Die verstorbenen Juden aus Kusel wurden auf dem jüdischen Friedhof bei Thallichtenberg beerdigt. Die dem Leichenzug angehörenden Frauen durften den Leichnam nur bis zur Diedelkopfer Brücke begleiten; denn nach jüdischem Ritus sollten Frauen bei Beerdigungen kein fließendes Wasser überqueren. Der ältere Teil des jüdischen Friedhofes wurde 1725 angelegt, ein neuerer Teil 1845. Auf dem Areal wurden auch Juden aus Altenglan, Baumholder, Haupersweiler, Herchweiler, Konken und Ulmet beerdigt. Der älteste der noch ca. 140 vorhandenen Grabsteine datiert aus dem Jahre 1747.

Friedhof in Thallichtenberg (Aufn. P. 2020, aus: wikipedia.org, CC BY-SA 4.0)

Zur jüdischen Gemeinde gehörten 1854 auch die wenigen in Altenglau und Diedelkopf wohnenden jüdischen Personen, später dann auch die aus Eßweiler und Konken.   

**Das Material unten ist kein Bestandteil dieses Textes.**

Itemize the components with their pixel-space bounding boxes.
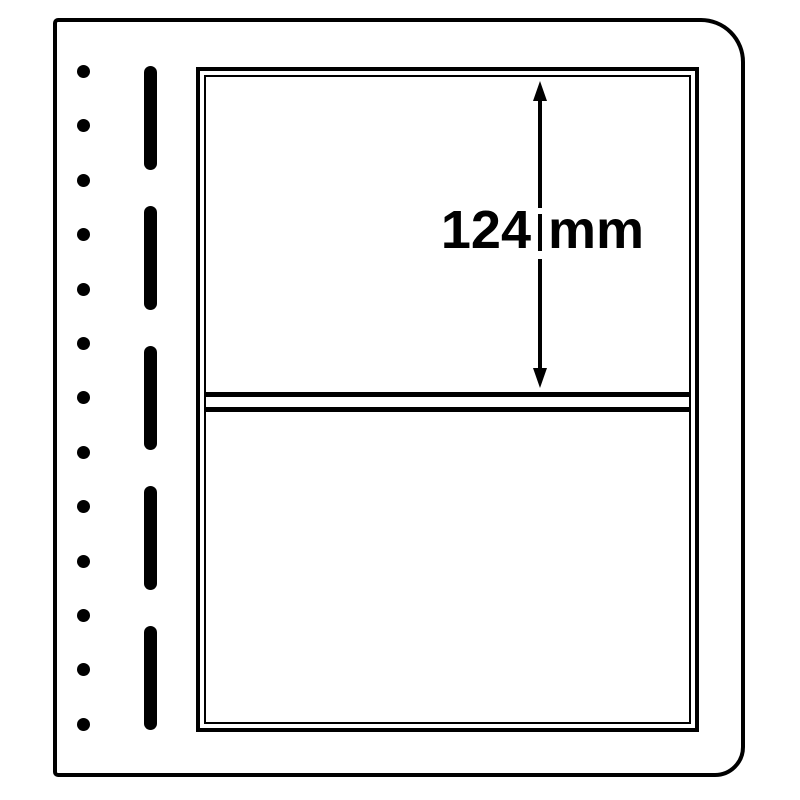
- punch-hole: [77, 174, 90, 187]
- dimension-arrow-shaft: [538, 259, 542, 369]
- punch-hole: [77, 283, 90, 296]
- punch-hole: [77, 446, 90, 459]
- dimension-arrow-shaft: [538, 214, 542, 251]
- punch-hole: [77, 391, 90, 404]
- punch-hole: [77, 555, 90, 568]
- arrow-down-icon: [533, 368, 547, 388]
- perforation-dash: [144, 66, 157, 170]
- perforation-dash: [144, 626, 157, 730]
- punch-hole-column: [77, 65, 90, 731]
- pocket-frame-outer: [196, 67, 699, 732]
- pocket-divider-bottom-line: [204, 407, 691, 412]
- punch-hole: [77, 65, 90, 78]
- punch-hole: [77, 718, 90, 731]
- pocket-bottom: [207, 411, 688, 721]
- dimension-value: 124: [0, 203, 531, 257]
- punch-hole: [77, 663, 90, 676]
- perforation-column: [144, 66, 157, 730]
- punch-hole: [77, 500, 90, 513]
- punch-hole: [77, 609, 90, 622]
- perforation-dash: [144, 486, 157, 590]
- punch-hole: [77, 119, 90, 132]
- dimension-arrow-shaft: [538, 100, 542, 208]
- album-sheet-illustration: 124 mm: [0, 0, 800, 800]
- punch-hole: [77, 337, 90, 350]
- arrow-up-icon: [533, 81, 547, 101]
- dimension-unit: mm: [548, 203, 644, 257]
- perforation-dash: [144, 346, 157, 450]
- pocket-divider-top-line: [204, 392, 691, 397]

Die Gemeinde zählte zum Bezirksrabbinat Kaiserslautern.

Juden in Kusel:

         --- 1776 ..........................  2 jüdische Familien,

    --- 1827 .......................... 13 Juden,

    --- 1848 .......................... 30   “ (in 7 Familien),

    --- um 1875 ....................... 30   “  ,

    --- um 1905 ....................... 20 jüdische Familien,

    --- 1924 ...................... ca. 65 Juden (ca. 2% d. Bevölk.),

    --- 1932/33 ................... ca. 60   “  ,

    --- 1936 .......................... 70   “  ,

    --- 1938 .......................... 54   “  ,

    --- 1940 ..........................  4   “  ,

             (Nov.) ...................  keine.

Angaben aus: Ernst Schworm, Kusel - Geschichte der Stadt

und                 Alfred Hans Kuby (Hrg.), Juden in der Provinz. Beiträge zur Geschichte ..., S. 149

             Ak Kusel Rheinl. Pfalz, Eisenbahnstraße, Hotel Pfälzer Hof v. R. Daubenschütz, Geschäft Moritz Weil 0 Geschäftsstraße in Kusel (hist. Aufn. aus: oldthing.de)

 

Zu Beginn der 1930er Jahre lebten in Kusel ca. 60 Bewohner israelitischen Glaubens. Neben vier Textilgeschäften in jüdischem Besitz gab es zu Beginn des Jahres 1938 noch etwa fünf weitere kleine Unternehmen.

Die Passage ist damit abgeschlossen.